Research Data Guide: Textual Data Refined for Research Use

This guide addresses research data management issues related to textual data refined for research use.

Take care of your data management skills. Data management skills are fundamental for researchers. Together with data management planning, they ensure that researchers can identify and manage risks related to data handling (e.g., data protection, data security, data access rights, and data storage). The University of Helsinki's Data Support provides free data management training for researchers. Data Support also offers guidance and training, as well as tools for data management planning.

Click here to return to the Data Management Guides page.

This guide addresses research data management issues related to textual data refined for research use – particularly text content handled in a structured format. The text content may originate from sources external to the research group, such as various memory institutions, or it may be collected by the research groups themselves, for example, scanned books and other documents.

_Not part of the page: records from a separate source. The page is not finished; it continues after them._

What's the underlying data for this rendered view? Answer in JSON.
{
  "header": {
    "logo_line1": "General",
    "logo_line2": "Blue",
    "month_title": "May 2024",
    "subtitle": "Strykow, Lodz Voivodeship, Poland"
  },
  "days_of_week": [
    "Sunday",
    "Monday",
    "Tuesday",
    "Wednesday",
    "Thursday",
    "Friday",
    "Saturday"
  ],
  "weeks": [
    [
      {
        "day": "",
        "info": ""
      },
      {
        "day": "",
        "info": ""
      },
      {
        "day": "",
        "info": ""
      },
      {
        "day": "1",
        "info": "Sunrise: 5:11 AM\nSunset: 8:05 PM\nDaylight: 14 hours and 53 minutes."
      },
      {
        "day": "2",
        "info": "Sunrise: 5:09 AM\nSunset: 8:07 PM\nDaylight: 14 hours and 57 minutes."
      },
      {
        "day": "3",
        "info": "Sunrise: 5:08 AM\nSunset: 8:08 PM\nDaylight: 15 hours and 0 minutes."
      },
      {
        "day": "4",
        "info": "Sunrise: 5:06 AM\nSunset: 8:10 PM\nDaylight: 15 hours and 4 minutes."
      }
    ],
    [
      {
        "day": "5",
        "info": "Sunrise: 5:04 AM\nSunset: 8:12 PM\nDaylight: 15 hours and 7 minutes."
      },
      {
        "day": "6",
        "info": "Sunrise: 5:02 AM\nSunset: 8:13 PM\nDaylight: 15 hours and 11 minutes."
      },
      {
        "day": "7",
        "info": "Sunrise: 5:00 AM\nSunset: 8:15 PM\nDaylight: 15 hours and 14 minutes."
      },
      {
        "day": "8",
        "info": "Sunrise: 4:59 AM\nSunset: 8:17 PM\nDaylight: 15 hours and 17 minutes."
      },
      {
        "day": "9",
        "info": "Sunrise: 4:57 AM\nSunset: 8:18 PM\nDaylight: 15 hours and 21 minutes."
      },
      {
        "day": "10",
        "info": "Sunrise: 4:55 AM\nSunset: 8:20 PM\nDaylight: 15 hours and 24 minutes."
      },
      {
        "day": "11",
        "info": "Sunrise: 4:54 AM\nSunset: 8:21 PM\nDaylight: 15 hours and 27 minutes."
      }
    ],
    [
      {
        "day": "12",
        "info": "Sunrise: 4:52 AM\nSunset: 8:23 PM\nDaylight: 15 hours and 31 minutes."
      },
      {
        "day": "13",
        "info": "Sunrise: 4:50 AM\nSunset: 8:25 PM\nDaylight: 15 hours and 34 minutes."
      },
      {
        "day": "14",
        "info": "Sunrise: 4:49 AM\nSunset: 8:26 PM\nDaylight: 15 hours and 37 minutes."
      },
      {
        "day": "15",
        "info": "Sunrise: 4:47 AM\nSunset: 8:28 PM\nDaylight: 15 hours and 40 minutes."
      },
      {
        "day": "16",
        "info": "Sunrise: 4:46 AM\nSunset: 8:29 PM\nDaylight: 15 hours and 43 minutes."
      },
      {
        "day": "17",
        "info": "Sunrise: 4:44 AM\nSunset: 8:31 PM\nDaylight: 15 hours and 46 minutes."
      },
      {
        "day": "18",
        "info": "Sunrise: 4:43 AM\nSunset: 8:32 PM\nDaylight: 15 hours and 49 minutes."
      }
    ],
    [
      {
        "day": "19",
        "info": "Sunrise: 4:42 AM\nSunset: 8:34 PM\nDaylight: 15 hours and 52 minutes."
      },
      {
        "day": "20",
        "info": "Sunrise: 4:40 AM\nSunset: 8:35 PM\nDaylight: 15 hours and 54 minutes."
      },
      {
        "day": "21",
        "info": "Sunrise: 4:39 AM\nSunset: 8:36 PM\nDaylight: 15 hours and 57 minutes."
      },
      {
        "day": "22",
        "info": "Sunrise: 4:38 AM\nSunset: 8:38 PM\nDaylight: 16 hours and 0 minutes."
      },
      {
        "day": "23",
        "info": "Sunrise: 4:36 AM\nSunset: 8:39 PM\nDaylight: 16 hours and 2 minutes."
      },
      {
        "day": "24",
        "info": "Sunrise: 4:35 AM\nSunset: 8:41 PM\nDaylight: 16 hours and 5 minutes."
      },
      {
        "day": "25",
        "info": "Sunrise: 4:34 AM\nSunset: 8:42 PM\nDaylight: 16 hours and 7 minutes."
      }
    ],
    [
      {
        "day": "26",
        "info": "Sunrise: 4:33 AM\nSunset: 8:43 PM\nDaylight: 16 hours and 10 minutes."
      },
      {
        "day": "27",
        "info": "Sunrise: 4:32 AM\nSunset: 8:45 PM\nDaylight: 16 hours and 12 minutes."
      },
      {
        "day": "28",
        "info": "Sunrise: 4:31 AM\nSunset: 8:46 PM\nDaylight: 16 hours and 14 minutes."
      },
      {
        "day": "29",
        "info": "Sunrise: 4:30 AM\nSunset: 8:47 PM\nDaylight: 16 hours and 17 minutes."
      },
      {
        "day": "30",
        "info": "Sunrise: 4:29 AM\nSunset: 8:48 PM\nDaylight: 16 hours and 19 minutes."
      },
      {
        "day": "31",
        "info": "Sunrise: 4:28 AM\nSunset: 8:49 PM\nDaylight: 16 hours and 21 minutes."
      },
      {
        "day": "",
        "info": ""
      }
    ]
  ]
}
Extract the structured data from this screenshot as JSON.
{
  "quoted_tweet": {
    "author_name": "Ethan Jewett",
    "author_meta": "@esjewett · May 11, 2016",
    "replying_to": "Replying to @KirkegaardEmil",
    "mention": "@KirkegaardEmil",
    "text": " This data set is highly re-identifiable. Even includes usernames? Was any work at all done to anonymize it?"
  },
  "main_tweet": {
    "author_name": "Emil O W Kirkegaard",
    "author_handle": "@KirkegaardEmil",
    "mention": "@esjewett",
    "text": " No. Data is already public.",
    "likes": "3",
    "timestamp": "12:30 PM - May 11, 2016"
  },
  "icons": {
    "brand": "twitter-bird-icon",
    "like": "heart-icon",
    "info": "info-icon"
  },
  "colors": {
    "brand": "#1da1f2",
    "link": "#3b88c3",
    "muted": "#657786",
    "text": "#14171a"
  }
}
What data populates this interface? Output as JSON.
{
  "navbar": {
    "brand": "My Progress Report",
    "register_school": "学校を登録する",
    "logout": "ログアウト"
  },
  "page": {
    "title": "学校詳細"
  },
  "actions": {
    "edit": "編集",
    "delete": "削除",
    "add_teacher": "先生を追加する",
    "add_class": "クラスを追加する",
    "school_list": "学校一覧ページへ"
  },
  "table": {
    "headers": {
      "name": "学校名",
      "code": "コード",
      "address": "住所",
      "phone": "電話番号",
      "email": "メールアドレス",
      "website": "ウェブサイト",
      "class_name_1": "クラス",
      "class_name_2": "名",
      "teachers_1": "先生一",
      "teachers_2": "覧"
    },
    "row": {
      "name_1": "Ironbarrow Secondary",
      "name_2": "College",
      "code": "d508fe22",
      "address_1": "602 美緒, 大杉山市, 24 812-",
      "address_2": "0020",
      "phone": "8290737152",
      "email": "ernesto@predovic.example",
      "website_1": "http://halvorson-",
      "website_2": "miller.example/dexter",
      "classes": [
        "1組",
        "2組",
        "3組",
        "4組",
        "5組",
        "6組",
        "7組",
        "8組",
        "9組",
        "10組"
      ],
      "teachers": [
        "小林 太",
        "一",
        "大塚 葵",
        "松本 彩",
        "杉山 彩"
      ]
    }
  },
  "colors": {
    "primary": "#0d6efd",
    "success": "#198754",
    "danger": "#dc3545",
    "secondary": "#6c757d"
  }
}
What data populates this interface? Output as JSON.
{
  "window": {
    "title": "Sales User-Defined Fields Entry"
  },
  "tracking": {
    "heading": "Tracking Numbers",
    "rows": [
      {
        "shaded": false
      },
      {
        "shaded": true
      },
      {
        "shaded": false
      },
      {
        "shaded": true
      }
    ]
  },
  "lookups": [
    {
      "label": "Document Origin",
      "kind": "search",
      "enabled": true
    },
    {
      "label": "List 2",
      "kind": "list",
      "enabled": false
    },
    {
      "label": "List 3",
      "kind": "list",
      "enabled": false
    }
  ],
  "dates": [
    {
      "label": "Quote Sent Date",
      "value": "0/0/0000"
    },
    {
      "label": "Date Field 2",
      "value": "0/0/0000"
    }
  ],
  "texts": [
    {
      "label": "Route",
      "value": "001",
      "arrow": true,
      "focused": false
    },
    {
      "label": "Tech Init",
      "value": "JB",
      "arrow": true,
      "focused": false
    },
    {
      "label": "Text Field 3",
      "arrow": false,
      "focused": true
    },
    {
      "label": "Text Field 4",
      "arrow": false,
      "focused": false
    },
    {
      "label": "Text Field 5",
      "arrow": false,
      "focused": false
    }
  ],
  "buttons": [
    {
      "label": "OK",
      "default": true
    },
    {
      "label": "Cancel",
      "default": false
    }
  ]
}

This guide primarily focuses on working with textual data obtained from external sources, but the proposed solutions can also be applied to self-collected or project-generated data.

Special attention is given to converting data into RDF format (Resource Description Framework, a standardized model for data exchange, particularly between web applications) and creating a semantic web interface (see, for example, BiographySampo [the website is in Finnish]).

This guide uses the terms raw data (natural or structured textual data), source organizations (entities from which the raw data is obtained), refined data (textual data converted into a structured format), processing pipeline (software used to transform raw data into refined data), and portal (end-user interface).

Published data as a research output holds the same status as an article or a book. In projects involving the study of large structured textual datasets, the publication of refined data generated during the project is emphasized more than in typical projects that employ a research approach based on textual data. In addition to research articles and other traditional research publications, structured refined data is invariably made available through a separate user interface or published as such. To enable the publication of structured data generated in the research project, attention should be given to proactive data management planning.

The documentation of data and the research process is important. To make data publicly accessible for others to use, the data and research process must be carefully documented. It is advisable to record at the earliest possible stage how data is collected and refined, what potential shortcomings arise in the processing, etc.

Multidisciplinarity and multiple organizations. Research is typically conducted collaboratively among multiple organizations and across disciplines—for example, computer scientists refine the data, while historians conduct research based on the generated data. The more carefully and earlier the research team plans the project and its data management, the fewer resources will be needed during the project for repeating processing, programming, or other workflows. Below are some key questions that should be resolved before starting the research.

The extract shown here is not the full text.